J’aime bien la série Rings of Power (J. D. Payne & Patrick McKay, 2022-), même si elle est sans doute démesurément financée pour le résultat. Elle n’est en rien comparable à la trilogie de Peter Jackson et rend très peu hommage à l’oeuvre de Tolkien sous plusieurs plans, mais en même temps je trouve que si je la compare à d’autres séries télé comparables, comme The Witcher (Lauren Schmidt Hissrich, 2019-), elle n’a pas à pâlir.

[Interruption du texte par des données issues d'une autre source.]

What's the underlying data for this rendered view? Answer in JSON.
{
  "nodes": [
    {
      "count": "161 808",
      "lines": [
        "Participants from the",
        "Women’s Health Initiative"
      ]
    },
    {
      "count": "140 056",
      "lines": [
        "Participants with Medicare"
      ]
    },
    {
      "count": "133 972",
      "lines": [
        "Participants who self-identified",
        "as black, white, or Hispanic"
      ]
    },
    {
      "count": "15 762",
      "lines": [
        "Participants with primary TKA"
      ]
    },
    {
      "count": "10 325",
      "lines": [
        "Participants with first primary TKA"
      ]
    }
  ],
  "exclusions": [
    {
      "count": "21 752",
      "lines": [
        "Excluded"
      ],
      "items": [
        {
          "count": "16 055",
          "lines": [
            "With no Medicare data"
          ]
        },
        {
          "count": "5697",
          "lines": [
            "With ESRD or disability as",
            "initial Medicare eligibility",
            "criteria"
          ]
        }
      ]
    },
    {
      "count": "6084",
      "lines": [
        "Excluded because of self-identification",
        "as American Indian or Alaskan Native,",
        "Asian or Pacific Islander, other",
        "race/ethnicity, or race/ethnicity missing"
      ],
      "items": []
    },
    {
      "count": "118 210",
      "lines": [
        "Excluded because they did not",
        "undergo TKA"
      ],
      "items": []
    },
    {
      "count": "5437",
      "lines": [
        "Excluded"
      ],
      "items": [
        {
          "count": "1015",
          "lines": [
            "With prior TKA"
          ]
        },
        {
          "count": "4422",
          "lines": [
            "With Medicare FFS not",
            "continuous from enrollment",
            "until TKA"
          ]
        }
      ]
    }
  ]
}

Il y a un peu trop de deus ex machina, comme dans bien des séries, pour conserver le suspense. On tend à favoriser le drame de l’histoire racontée plutôt que de tenter de recréer un espace cohérent entre les lieux, permettant aux armées de Numenor d’atteindre le Mordor en un clin d’oeil, ou à Galadriel de se faire sauver par Arondir qui se trouvait au bon endroit au bon moment. Mais, justement, on retrouve ça un peu partout et ça en dit sans doute long sur la manière dont on tend à raconter des histoires ces temps-ci.
Les principales critiques sont bien sûr les comparaisons avec les livres ou les films de Jackson. Je lisais sur ScreenRant que Jackson a adapté le roman en personnifiant Sauron à travers l’oeil au sommet de Barad-dûr, alors que Tolkien pouvait faire sentir la présence de l’esprit de Sauron sans avoir à le montrer. Rings of Power peut se permettre un Sauron pleinement anthropomorphisé.
Tout l’intérêt de la première saison, d’ailleurs, réside dans la surprise sur qui est Sauron. Contrairement à la saison 2, où on connaît son identité, dans la saison 1, le personnage ne la révèle que tardivement et même les lecteurs de Tolkien n’y auront pas trouvé d’indice, considérant qu’il est personnifié par un nouveau personnage.
C’est ce que je notais comme problématique dans les jeux mettant en scène un univers déjà connu — dans un article publié dans Sciences du jeu. Pourquoi, par exemple, jouer Sauron dans un jeu de stratégie si on sait d’avance que Frodon a l’anneau et qu’il souhaite le détruire? Quelques gardes devant la montagne de feu pourraient lui permettre de sauver la face.
L’identité de Sauron à travers un nouveau personnage lui permet de duper les personnages mais aussi de duper les spectateurs, qui peuvent « re-regarder » une histoire dans l’univers de la Terre du Milieu sans avoir déjà toutes les clés pour connaître la suite des choses.
On retrouve des similarités dans des séries qui reprennent des univers sans en importer l’ensemble du lore: pensons à Gotham (Bruno Heller, 2014-2019), où tout nous mène normalement vers un Batman adulte qui combattra ses adversaires iconiques. On se permet de jouer sur les attentes des spectateurs en faisant mourir un personnage alors qu’il nous semblait être le futur Joker.
C’est peut-être une des particularités de la narration contemporaine: se permettre de jouer avec les attentes des univers narratifs empruntés, comme des figures qu’on peut utiliser un peu comme bon nous semble pour en raconter des versions alternatives. Les univers ou les personnages deviennent un peu comme des mythes clés en main à partir desquelles construire autre chose; les Elfes de Tolkien sont comme les super héros de DC ou Marvel, des figures de la culture populaire qu’on s’approprie pour en faire du neuf.